Features and Bug Fixes

  • Add parallel coordinates hyper-parameter comparison, available under Compare Experiments -> HYPER PARAMETERS -> Parallel Coordinates (in the drop-down) (GitHub Issue #53).

  • Add encoding of experiment table view settings in URL to allow sharing using browser URL copy/paste.

  • Add loguru (ANSI color) support (GitHub Issue #29).

  • Add support for special characters in hyper-parameter keys (white-spaces, . and $) (GitHub Issue #69).

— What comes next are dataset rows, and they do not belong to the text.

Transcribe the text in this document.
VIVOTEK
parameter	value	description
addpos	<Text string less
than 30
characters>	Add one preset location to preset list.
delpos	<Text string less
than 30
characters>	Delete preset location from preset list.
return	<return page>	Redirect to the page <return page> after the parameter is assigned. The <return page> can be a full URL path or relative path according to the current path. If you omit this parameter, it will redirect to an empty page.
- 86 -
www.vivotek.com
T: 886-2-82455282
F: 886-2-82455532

  • Add optional anonymous daily usage statistics (help us improve Trains Server):

  • Disabled by default.

  • Requires user opt-in.

  • Single averages report per day.

  • Reports average load metrics per day (CPU/memory).

  • Reports average workload per day (amount and average duration of queues, agents and experiments).

  • Improve experiment table filtering indication.

  • Improve model view to allow navigating to its generating experiment.

  • Fix experiment comparison to distinguish between experiments with the same name (GitHub Issue #52).

  • Fix Web UI compare plots bug (GitHub Issue #55), (GitHub Issue #73).

Trains Agent

Features

  • Add support for Docker pre-installed pytorch versions that do not exist on PyPI/PyTorch.org.

  • Add AWS dynamic cluster management service.

  • Add support for various event query endpoints in APIClient.

  • Improve the configuration wizard.